Wikipedia lists a variety of languages that have been created over the last three decades, approximately one a year:
1980 C++
1983 Ada
1984 Common Lisp
1984 MATLAB
1985 Eiffel
1986 Erlang
1987 Perl
1988 Tcl
1988 Mathematica
1990 Haskell
1991 Python
1991 Visual Basic
1993 Ruby
1993 Lua
1994 CLOS (part of Common Lisp)
1995 Ada 95
1995 Java
1995 Delphi (Object Pascal)
1995 JavaScript
1995 PHP
1996 WebDNA
1997 Rebol
1999 D
2000 ActionScript
2001 C#
2001 Visual Basic .NET
2003 Groovy
2003 Scala
2005 F#
2009 Go
2011 Dart
2014 Swift
2015 Rust
2016 ???
So if all they learn today is the syntax of one language and lack a
deeper education, they may find that one skill to fall out of favor.
Indeed,
many of those students aren’t even being taught about the different
kinds of programming languages – even classes of languages vary in
popularity over time.
Instead, they are usually learning imperative languages, especially with a focus on low level procedures.
It
is also not clear that the popular languages are the best ones to even
teach basic coding, never mind understand software more generally.
Even
the idea that any language is good enough to educate students about how
computers work is misleading. Different classes of languages lead to
different ways of thinking how we can represent the world and instruct
computers.
And finally, the trend in software, in fits and starts,
has been to reduce the need for low-level programming. Originally, it
was a move away from “machine instructions” to higher level languages.
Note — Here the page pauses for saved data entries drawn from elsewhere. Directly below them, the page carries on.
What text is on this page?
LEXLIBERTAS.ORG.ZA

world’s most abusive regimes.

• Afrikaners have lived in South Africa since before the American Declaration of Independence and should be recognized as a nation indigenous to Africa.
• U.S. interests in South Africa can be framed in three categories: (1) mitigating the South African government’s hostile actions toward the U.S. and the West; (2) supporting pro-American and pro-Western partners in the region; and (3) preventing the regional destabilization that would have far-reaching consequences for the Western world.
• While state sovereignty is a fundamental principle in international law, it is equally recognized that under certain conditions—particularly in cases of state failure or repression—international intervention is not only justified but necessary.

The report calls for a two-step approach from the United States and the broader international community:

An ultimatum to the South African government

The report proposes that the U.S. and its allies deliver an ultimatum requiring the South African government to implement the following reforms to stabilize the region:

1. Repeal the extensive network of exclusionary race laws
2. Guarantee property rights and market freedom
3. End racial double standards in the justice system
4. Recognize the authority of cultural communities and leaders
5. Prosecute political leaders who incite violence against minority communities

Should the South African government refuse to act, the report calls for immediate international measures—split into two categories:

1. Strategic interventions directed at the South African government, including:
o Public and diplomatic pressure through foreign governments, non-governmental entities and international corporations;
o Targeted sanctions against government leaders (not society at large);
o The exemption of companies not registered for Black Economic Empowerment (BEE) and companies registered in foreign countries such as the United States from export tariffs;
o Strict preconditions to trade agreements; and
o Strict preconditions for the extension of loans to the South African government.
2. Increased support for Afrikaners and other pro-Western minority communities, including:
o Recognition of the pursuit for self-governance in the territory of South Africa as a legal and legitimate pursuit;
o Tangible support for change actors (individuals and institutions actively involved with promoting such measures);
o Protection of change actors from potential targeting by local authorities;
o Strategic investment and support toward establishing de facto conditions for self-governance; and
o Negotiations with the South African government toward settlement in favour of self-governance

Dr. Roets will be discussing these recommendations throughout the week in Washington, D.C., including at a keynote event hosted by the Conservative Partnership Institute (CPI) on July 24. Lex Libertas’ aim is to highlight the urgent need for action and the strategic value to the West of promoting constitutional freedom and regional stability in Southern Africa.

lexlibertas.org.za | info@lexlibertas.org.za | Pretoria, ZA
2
Then there were various tools for rapid application development. Today,
there is the Low-Code or even No-Code movement, especially for Apps.
You’ve
heard of the App Economy, another part of the promised job future?
Putting aside the debate as to whether the app phenomenon has already
peaked, with these low-code tools, fewer coders will be needed to churn
out the same number of apps as in the past.
And then over the horizon, computer scientists have been busy “Pushing the Limits of Self-Programming Artificial Intelligence” as one article states in its title.
Finally,
with this background, pure coding itself, even in past years, was only a
small part of what made software successful. And a successful long term
career in software requires an understanding of what goes beyond
coding.
But this is enough in one post to get many people irked, so I’ll save that for a future post.